Третья запись — и я замерла.
Дата: позавчера.
Он просыпается.
Я включила звук, придвинулась к экрану так близко, что видела пиксели.
Сначала — тишина. Писк мониторов. Ровное, механическое дыхание аппарата ИВЛ. Затем его пальцы дрогнули. Веки затрепетали. Приоткрылись.
И он закричал.
Звук был диким. Первобытным. Полным такой ярости и отчаяния, что у меня перехватило дыхание. Он рванулся вверх, срывая трубки, датчики, капельницы. Медсёстры бросились к нему, пытаясь удержать, но он боролся — яростно, отчаянно, каждая мышца его тела напряглась до предела.
И он кричал. Слова лились из его губ непрерывным потоком — певучие, странные, прекрасные и совершенно непонятные.

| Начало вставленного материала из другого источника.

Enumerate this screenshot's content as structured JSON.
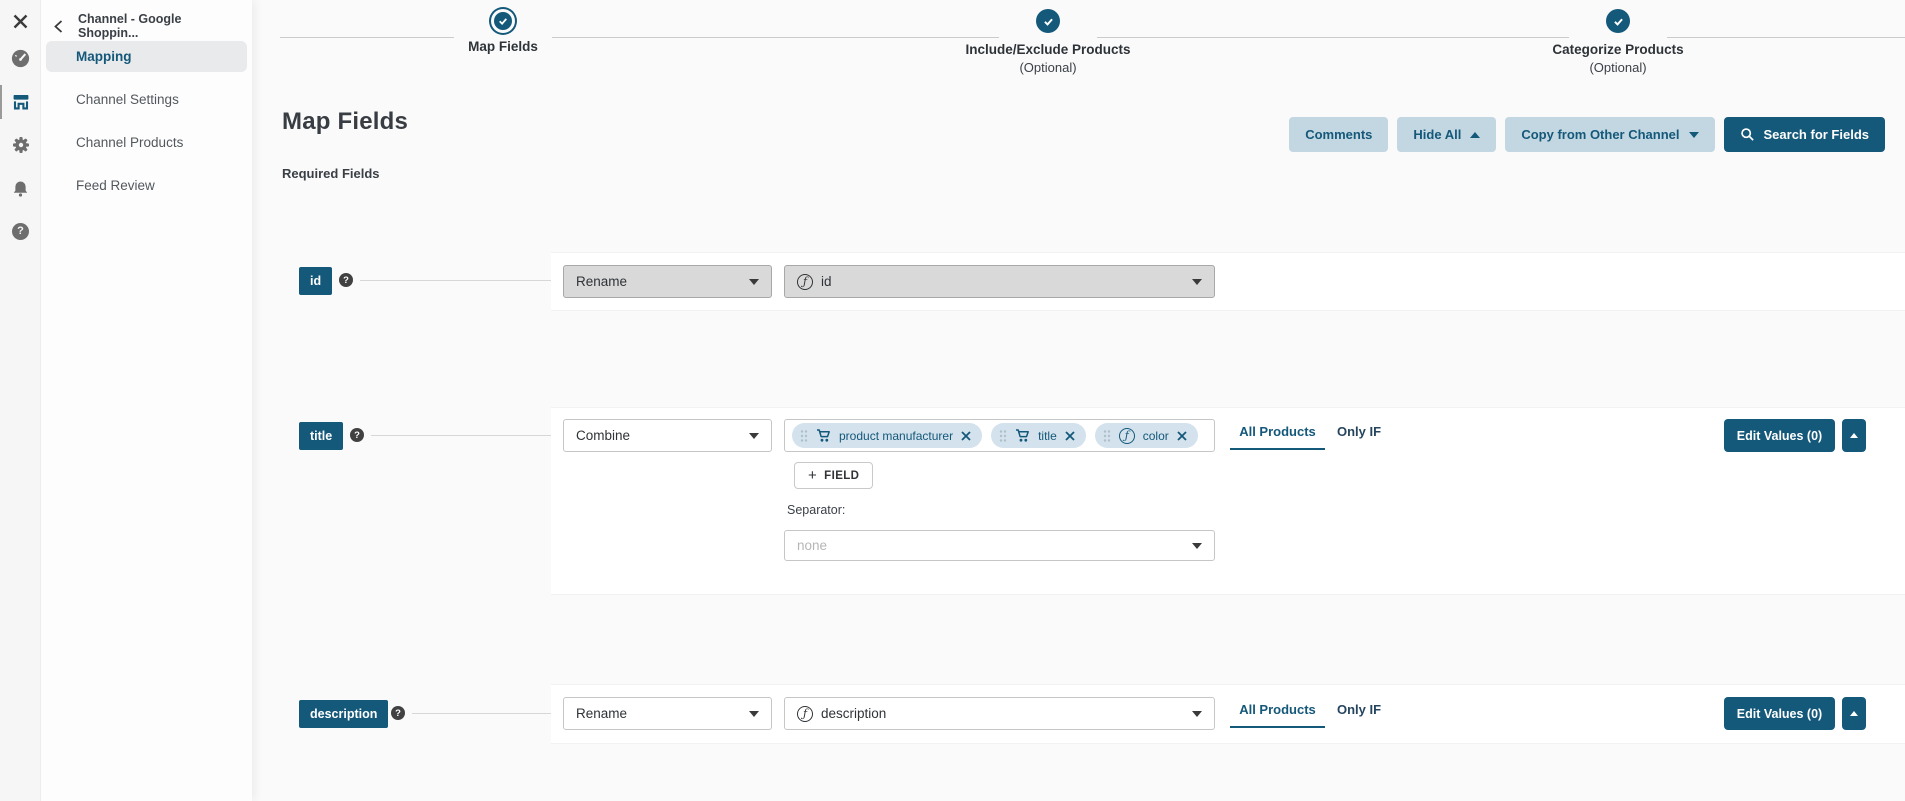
{
  "colors": {
    "accent": "#14587a",
    "light_button_bg": "#c3d7e2",
    "chip_bg": "#d3e2ec",
    "active_item_bg": "#e9eaec"
  },
  "rail": {
    "icons": [
      "close-icon",
      "dashboard-icon",
      "store-icon",
      "settings-icon",
      "notifications-icon",
      "help-icon"
    ]
  },
  "sidebar": {
    "title": "Channel - Google Shoppin...",
    "items": [
      {
        "label": "Mapping",
        "active": true
      },
      {
        "label": "Channel Settings",
        "active": false
      },
      {
        "label": "Channel Products",
        "active": false
      },
      {
        "label": "Feed Review",
        "active": false
      }
    ]
  },
  "stepper": {
    "steps": [
      {
        "label": "Map Fields",
        "sub": ""
      },
      {
        "label": "Include/Exclude Products",
        "sub": "(Optional)"
      },
      {
        "label": "Categorize Products",
        "sub": "(Optional)"
      }
    ]
  },
  "page": {
    "title": "Map Fields",
    "section": "Required Fields"
  },
  "toolbar": {
    "comments": "Comments",
    "hide_all": "Hide All",
    "copy_from_other_channel": "Copy from Other Channel",
    "search_for_fields": "Search for Fields"
  },
  "tabs": {
    "all_products": "All Products",
    "only_if": "Only IF"
  },
  "rows": [
    {
      "field": "id",
      "action": "Rename",
      "value": "id"
    },
    {
      "field": "title",
      "action": "Combine",
      "chips": [
        {
          "icon": "cart-icon",
          "label": "product manufacturer"
        },
        {
          "icon": "cart-icon",
          "label": "title"
        },
        {
          "icon": "function-icon",
          "label": "color"
        }
      ],
      "add_field_label": "FIELD",
      "add_field_plus": "+",
      "separator_label": "Separator:",
      "separator_placeholder": "none",
      "edit_values": "Edit Values (0)"
    },
    {
      "field": "description",
      "action": "Rename",
      "value": "description",
      "edit_values": "Edit Values (0)"
    }
  ]
}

— Аэлирэн эй'тала! Нисса ар джилиэн!
Я узнала интонацию. Власть. Приказ. Требование немедленного подчинения.
Но медсёстры просто переглядывались, растерянные и испуганные.
Он дёрнулся, оттолкнул одну из женщин — она отлетела на метр, врезалась в стену — и попытался встать. Ноги подогнулись. Он рухнул на колени, и я увеличила изображение, поймав крупный план его лица. Унижение. Ярость. Шок. Он смотрел на свои руки, на свои ноги, словно они предали его. Словно тело отказывалось слушаться команд, которым всегда подчинялось.

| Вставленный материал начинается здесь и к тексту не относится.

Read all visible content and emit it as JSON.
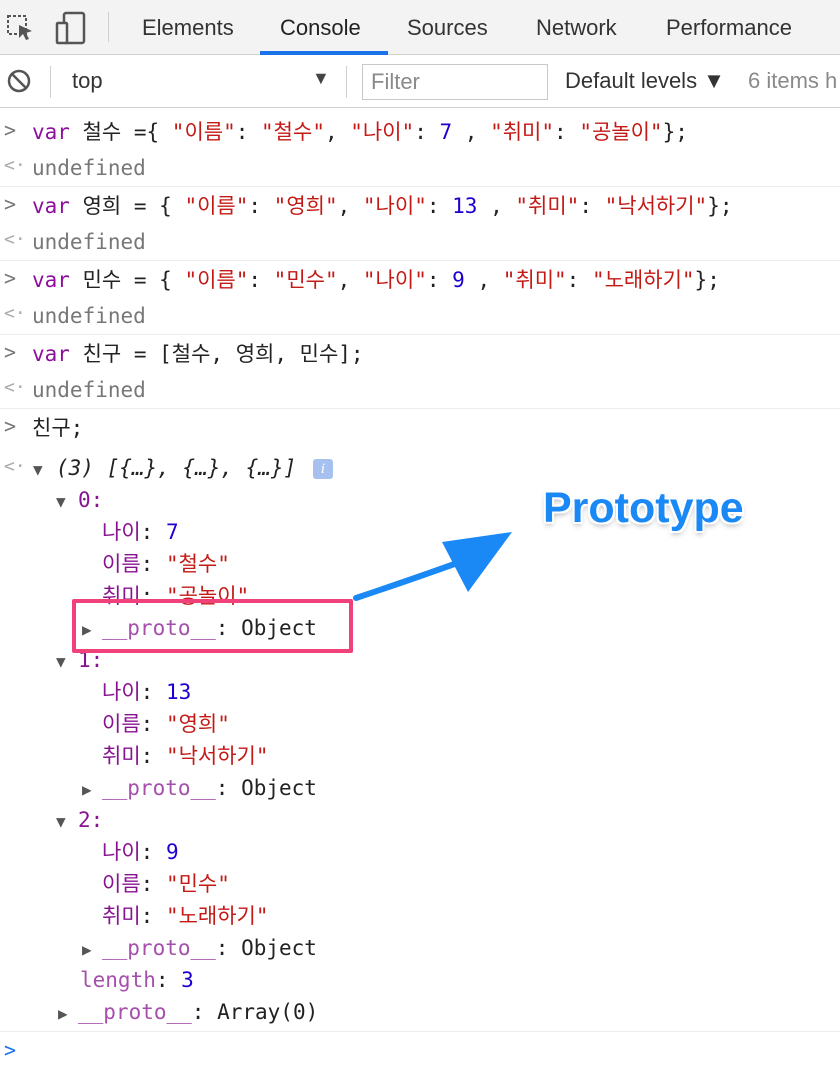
{
  "tabs": [
    "Elements",
    "Console",
    "Sources",
    "Network",
    "Performance"
  ],
  "toolbar": {
    "context": "top",
    "filter_placeholder": "Filter",
    "levels": "Default levels ▼",
    "items": "6 items h"
  },
  "entries": {
    "l1": {
      "kw": "var",
      "a": " 철수 ={ ",
      "k1": "\"이름\"",
      "c1": ": ",
      "v1": "\"철수\"",
      "c2": ", ",
      "k2": "\"나이\"",
      "c3": ": ",
      "n": "7",
      "c4": " , ",
      "k3": "\"취미\"",
      "c5": ": ",
      "v3": "\"공놀이\"",
      "end": "};"
    },
    "l2": {
      "kw": "var",
      "a": " 영희 = { ",
      "k1": "\"이름\"",
      "c1": ": ",
      "v1": "\"영희\"",
      "c2": ", ",
      "k2": "\"나이\"",
      "c3": ": ",
      "n": "13",
      "c4": " , ",
      "k3": "\"취미\"",
      "c5": ": ",
      "v3": "\"낙서하기\"",
      "end": "};"
    },
    "l3": {
      "kw": "var",
      "a": " 민수 = { ",
      "k1": "\"이름\"",
      "c1": ": ",
      "v1": "\"민수\"",
      "c2": ", ",
      "k2": "\"나이\"",
      "c3": ": ",
      "n": "9",
      "c4": " , ",
      "k3": "\"취미\"",
      "c5": ": ",
      "v3": "\"노래하기\"",
      "end": "};"
    },
    "l4": {
      "kw": "var",
      "a": " 친구 = [철수, 영희, 민수];"
    },
    "undefined": "undefined",
    "l5": "친구;",
    "result_head": "(3) [{…}, {…}, {…}]",
    "items": [
      {
        "idx": "0:",
        "age_k": "나이",
        "age": "7",
        "name_k": "이름",
        "name": "\"철수\"",
        "hobby_k": "취미",
        "hobby": "\"공놀이\""
      },
      {
        "idx": "1:",
        "age_k": "나이",
        "age": "13",
        "name_k": "이름",
        "name": "\"영희\"",
        "hobby_k": "취미",
        "hobby": "\"낙서하기\""
      },
      {
        "idx": "2:",
        "age_k": "나이",
        "age": "9",
        "name_k": "이름",
        "name": "\"민수\"",
        "hobby_k": "취미",
        "hobby": "\"노래하기\""
      }
    ],
    "proto": "__proto__",
    "proto_obj": "Object",
    "length_k": "length",
    "length_v": "3",
    "array_proto": "Array(0)"
  },
  "annotation": {
    "label": "Prototype"
  },
  "colors": {
    "accent": "#1a73e8",
    "highlight": "#f0417a",
    "arrow": "#1a88f5"
  }
}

Он попытался подняться снова. Упал. И на его лице промелькнула эмоция, которую я не ожидала увидеть: страх.
Врач вбежал в палату, замахал руками, заговорил громко и медленно, каждое слово произнося так, словно обращался к ребёнку или к человеку с тяжёлой контузией. Сэр, вы в больнице, вы в безопасности, понимаете?

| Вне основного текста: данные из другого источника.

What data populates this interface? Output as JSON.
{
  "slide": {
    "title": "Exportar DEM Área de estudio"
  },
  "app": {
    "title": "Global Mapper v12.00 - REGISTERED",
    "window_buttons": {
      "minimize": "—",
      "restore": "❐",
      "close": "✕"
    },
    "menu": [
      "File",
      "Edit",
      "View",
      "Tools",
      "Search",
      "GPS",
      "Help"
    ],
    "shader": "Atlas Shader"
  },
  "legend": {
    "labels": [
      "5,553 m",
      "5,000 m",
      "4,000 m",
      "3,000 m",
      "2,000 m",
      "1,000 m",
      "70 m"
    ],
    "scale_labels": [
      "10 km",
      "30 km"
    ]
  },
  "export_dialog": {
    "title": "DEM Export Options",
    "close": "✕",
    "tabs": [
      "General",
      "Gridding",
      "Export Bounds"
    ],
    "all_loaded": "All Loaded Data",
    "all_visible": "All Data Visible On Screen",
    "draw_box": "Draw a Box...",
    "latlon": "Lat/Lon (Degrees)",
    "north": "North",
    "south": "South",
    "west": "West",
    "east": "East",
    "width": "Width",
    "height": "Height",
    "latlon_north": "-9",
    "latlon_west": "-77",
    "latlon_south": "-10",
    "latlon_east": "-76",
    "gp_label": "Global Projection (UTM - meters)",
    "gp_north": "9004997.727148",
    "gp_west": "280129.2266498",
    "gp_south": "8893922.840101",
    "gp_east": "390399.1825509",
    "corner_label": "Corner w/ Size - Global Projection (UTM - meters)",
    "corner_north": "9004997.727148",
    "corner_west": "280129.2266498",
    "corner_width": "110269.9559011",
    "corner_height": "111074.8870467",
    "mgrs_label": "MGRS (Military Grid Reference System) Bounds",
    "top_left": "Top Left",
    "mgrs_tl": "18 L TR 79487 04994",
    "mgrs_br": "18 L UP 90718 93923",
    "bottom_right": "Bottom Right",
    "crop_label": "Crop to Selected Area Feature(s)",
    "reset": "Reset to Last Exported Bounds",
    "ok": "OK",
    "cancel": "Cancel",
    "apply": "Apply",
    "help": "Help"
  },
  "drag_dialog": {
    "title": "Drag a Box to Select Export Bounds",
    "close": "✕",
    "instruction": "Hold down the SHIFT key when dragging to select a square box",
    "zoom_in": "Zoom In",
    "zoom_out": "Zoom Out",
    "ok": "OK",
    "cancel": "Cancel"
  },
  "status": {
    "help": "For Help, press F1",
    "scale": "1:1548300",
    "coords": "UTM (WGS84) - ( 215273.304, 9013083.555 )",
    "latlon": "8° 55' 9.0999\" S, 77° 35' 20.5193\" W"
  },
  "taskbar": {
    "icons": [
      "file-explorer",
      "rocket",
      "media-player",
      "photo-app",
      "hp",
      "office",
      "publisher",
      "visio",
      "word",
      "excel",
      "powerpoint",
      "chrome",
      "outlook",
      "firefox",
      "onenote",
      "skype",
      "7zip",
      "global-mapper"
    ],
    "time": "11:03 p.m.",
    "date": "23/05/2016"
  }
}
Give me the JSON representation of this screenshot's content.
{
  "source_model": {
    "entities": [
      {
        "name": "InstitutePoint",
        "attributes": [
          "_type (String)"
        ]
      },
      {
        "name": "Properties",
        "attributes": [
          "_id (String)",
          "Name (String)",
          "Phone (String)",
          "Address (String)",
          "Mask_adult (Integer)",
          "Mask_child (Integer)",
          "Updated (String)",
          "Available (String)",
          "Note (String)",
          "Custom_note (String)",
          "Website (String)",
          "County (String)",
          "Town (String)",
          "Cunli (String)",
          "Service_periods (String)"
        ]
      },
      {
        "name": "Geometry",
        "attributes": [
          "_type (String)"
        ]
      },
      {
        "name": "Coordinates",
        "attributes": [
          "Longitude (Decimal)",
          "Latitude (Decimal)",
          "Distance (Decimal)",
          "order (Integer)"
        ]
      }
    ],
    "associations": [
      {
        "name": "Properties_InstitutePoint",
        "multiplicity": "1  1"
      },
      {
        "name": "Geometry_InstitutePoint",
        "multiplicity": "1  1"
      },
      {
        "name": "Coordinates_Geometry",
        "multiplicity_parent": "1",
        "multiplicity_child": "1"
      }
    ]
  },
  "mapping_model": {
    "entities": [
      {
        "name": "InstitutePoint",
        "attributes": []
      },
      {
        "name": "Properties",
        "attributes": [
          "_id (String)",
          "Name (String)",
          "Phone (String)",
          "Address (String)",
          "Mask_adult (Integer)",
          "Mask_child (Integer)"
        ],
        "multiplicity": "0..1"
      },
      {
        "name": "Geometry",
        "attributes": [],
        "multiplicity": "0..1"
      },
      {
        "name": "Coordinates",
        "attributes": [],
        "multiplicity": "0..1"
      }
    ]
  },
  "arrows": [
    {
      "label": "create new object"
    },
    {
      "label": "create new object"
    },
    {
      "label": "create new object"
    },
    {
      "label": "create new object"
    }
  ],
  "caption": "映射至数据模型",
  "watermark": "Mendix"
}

Мужчина медленно повернул голову. Посмотрел на врача. И даже через экран, даже через размытые пиксели камеры, я почувствовала это.
Взгляд хищника на добычу. Монарха на слуг. Существа, стоящего настолько выше остальных, что слова врача казались жалким писком насекомого. Воздух в палате словно сгустился. Врач отступил на шаг, инстинктивно, не понимая почему.
Мужчина произнёс что-то — одно короткое слово. Каждый слог звучал как удар молота. Тишина. Затем он снова попытался встать — и медсёстры навалились на него всей толпой, с трудом усадив обратно на кровать.
Он перестал сопротивляться. Застыл. И медленно, очень медленно, поднял руки перед собой.
Я наклонилась ближе к экрану, не отрываясь.
Он смотрел на свои ладони так, словно видел их впервые в жизни. Поворачивал их то одной, то другой стороной. Растопыривал пальцы. Сжимал в кулаки. Разжимал. Движения были странными — слишком плавными, слишком точными, как будто каждый жест имел значение. Как будто он привык, что его руки делают больше, чем просто двигаются.
Затем он коснулся своего лица — медленно, осторожно провёл пальцами по скулам, по линии челюсти, по губам. Застыл.
Лицо его исказилось. Недоумение. Медленное, нарастающее осознание чего-то неправильного.
Руки метнулись к ушам.
Он коснулся их кончиками пальцев. Провёл по краю. Снова. И снова. Словно искал что-то, чего там больше не было. Дыхание участилось. Пальцы задрожали. Он провёл ими по ушам ещё раз — отчаянно, почти агрессивно, — и его лицо исказилось от чистого, неподдельного ужаса.
Он прошептал одно слово — тихо, надломленно:
— Эйлиан...
Затем резко вскинул руки перед собой.
Пальцы сложились в странный жест — сложный, точный, явно имеющий значение. Движение было текучим, почти танцующим, словно он делал это тысячу раз. Он щёлкнул пальцами. Раз. Два. Замер, ожидая. Ничего не произошло.